Para entender lo que ocurrió en nuestra Guerra Civil tenemos que sustraernos de la época actual y situarnos en la convulsa Europa de las revoluciones comunistas y los Nacionalismos imperialistas, todos ellos surgidos con el pretexto de resolver los dramas económicos de una Europa invertebrada (sin clases medias) y que lejos de resolverlos sembraron Europa de guerras, revoluciones, dictaduras y radicalismos. También hay que tener en cuenta que estamos hablando de una Guerra Civil, la peor de todas las guerras, donde nadie es ajeno al conflicto y en donde la violencia  no hace más que alimentar los deseos de eliminación física del contrario.

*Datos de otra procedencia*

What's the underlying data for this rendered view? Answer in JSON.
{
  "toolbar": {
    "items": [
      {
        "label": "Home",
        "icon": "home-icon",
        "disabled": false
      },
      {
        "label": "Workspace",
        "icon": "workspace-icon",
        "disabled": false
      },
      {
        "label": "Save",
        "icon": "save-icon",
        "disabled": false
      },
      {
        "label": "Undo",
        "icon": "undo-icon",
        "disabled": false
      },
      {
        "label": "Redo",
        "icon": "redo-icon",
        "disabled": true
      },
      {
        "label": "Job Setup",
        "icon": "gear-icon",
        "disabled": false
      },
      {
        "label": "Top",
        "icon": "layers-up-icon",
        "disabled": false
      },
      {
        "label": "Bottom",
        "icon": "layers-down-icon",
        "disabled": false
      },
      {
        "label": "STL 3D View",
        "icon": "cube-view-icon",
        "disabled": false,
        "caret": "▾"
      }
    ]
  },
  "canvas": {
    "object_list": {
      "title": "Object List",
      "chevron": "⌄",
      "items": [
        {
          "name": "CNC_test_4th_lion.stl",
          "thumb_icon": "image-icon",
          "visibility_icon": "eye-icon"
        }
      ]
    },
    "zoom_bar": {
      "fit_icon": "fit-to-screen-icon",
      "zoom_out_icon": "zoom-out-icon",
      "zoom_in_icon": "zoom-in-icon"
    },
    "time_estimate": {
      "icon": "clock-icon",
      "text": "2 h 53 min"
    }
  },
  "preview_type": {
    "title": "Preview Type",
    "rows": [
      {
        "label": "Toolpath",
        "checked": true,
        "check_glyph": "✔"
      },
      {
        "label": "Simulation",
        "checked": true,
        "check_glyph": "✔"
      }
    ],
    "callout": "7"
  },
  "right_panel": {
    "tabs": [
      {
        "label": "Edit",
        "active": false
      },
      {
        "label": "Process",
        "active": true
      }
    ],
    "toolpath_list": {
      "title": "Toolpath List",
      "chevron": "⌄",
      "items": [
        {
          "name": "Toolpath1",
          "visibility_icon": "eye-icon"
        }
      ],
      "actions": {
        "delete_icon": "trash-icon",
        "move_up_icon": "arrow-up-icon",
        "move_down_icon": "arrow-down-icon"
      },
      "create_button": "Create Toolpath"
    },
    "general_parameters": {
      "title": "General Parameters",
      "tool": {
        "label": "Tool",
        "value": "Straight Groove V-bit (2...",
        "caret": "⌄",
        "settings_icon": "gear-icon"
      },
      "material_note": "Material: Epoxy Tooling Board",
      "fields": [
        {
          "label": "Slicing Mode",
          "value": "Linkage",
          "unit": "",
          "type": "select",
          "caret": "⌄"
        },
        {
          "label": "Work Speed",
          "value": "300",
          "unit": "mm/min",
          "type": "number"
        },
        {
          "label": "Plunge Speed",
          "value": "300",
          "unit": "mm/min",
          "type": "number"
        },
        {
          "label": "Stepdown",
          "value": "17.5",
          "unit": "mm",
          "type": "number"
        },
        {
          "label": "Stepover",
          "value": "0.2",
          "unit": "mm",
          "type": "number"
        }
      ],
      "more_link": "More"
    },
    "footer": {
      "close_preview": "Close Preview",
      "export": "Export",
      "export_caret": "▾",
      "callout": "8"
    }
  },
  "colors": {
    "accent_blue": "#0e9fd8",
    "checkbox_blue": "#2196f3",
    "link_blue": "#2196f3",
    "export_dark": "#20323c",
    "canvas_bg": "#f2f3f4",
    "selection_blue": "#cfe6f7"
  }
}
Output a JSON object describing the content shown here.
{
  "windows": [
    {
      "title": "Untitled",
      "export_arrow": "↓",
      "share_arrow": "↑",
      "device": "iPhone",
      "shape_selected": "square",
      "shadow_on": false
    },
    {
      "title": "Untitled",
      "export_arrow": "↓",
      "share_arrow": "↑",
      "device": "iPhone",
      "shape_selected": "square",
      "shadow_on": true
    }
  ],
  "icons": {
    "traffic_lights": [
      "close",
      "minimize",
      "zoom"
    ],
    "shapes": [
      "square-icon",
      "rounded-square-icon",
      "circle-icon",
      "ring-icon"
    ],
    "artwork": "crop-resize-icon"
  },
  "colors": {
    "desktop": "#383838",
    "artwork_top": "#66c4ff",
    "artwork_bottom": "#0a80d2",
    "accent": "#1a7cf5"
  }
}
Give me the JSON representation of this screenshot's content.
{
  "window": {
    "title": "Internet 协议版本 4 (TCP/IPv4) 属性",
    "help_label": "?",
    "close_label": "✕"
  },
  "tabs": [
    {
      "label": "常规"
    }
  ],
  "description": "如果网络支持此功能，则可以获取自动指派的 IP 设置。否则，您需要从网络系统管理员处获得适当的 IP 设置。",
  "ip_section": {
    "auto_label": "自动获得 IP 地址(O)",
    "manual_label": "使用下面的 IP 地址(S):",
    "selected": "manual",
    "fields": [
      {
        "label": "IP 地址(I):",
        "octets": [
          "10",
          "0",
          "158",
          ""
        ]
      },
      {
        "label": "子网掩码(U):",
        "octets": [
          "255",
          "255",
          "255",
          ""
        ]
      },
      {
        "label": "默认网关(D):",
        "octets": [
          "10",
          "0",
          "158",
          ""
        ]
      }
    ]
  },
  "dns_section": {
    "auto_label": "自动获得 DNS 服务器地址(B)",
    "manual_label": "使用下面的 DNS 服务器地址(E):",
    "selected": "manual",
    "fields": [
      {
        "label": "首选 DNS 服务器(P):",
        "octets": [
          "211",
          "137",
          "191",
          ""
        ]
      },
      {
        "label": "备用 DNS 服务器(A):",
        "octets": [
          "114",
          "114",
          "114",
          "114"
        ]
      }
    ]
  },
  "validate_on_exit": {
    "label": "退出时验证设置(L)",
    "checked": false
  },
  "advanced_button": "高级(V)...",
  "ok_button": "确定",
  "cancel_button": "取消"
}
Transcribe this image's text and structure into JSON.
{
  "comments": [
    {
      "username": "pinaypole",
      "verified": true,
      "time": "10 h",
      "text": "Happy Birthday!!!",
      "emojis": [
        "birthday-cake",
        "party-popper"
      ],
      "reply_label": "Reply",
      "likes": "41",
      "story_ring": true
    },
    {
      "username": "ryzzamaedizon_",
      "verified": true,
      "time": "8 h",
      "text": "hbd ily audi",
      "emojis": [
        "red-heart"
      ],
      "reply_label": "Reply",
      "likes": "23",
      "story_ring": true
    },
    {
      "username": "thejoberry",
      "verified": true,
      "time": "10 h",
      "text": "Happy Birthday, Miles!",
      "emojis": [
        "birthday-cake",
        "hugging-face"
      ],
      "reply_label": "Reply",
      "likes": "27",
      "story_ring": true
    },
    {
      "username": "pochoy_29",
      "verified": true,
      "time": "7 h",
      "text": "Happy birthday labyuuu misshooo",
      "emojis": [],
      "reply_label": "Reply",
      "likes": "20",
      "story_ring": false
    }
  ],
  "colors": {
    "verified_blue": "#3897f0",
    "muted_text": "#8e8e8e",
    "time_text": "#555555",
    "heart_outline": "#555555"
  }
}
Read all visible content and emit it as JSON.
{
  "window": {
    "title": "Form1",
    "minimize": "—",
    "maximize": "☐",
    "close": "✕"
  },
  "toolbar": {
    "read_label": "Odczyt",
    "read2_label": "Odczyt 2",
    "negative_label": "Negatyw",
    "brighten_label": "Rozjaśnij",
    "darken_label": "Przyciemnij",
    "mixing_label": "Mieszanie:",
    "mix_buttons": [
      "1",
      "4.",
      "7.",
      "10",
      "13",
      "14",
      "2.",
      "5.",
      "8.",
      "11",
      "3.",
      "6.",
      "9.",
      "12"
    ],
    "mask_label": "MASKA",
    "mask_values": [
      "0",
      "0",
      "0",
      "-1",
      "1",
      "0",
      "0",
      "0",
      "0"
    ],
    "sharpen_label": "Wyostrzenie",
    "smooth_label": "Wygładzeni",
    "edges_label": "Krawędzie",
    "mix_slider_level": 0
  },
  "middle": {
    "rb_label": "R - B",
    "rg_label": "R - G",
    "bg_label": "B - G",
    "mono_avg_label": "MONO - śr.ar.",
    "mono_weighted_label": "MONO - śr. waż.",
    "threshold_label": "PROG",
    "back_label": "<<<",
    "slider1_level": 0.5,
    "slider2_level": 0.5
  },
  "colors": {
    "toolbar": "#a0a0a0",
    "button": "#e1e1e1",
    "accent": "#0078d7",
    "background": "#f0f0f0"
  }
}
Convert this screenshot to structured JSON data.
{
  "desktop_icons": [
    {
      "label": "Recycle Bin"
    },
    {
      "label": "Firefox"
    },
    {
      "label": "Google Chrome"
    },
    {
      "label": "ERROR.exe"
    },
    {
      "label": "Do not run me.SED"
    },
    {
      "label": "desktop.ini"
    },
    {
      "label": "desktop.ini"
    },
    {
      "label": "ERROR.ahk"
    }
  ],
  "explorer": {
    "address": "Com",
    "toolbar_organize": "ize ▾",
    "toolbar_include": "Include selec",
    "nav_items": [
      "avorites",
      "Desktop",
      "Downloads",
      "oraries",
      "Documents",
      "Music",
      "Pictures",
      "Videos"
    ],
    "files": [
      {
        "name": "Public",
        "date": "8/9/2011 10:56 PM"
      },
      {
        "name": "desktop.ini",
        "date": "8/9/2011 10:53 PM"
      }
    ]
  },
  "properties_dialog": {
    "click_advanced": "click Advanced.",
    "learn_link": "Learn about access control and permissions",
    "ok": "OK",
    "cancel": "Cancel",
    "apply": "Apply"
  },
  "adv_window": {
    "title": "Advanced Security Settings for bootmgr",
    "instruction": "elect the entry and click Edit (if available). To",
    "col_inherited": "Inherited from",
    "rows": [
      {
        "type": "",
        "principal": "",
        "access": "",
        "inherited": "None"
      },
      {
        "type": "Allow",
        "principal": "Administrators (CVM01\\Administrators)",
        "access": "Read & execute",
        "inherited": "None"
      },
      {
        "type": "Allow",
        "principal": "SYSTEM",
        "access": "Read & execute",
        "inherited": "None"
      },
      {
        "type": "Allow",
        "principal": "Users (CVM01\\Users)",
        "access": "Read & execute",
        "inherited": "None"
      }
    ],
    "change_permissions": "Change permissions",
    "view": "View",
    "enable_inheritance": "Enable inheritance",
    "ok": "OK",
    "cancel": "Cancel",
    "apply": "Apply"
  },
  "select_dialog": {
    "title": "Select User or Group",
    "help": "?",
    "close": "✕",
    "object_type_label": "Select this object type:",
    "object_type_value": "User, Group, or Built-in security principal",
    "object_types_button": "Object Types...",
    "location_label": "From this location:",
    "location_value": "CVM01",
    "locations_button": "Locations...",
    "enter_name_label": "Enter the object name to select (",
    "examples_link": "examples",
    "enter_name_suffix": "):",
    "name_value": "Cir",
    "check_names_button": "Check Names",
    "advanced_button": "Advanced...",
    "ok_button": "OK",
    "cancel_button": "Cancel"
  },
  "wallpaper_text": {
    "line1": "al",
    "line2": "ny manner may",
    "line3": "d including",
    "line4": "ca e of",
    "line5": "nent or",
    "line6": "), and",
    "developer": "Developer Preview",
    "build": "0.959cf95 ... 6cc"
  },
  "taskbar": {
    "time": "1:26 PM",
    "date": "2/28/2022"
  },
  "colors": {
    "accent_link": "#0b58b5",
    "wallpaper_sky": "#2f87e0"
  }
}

En General, al final de cualquier guerra, el vencedor impone su voluntad al vencido llegando incluso a la depuración completa del contrario, como en las revoluciones de Rusia, China o Camboya. Lo único positivo de una posguerra es que la guerra terminó, por lo demás la vida sigue siendo muy dura para todos y en especial para los vencidos: Pobreza, hambre, enfermedades, pillaje y crímenes debidos a la falta de control de las autoridades y a los odios y sed de venganza de parte de la población. Las autoridades, obviamente salidas de entre los vencedores, además de a este caos, tienen que hacer frente al desarme del ejército derrotado, a su internamiento en campos de concentración y al encarcelamiento y posterior juicio y represión de quienes corresponda. Aunque en la guerra siempre hay desmanes cometidos por personas pertenecientes a todos los bandos contendientes, el vencedor nunca juzga los delitos de los propios. Este perfil se da en mayor o menor medida en todas las posguerras. No hay posguerras modélicas, son todas caóticas, pero la mejor forma de saber si la nuestra fue especialmente cruel, como nos quieren hacer creer, es compararla con otras de la época, concretamente con las de la II Guerra Mundial.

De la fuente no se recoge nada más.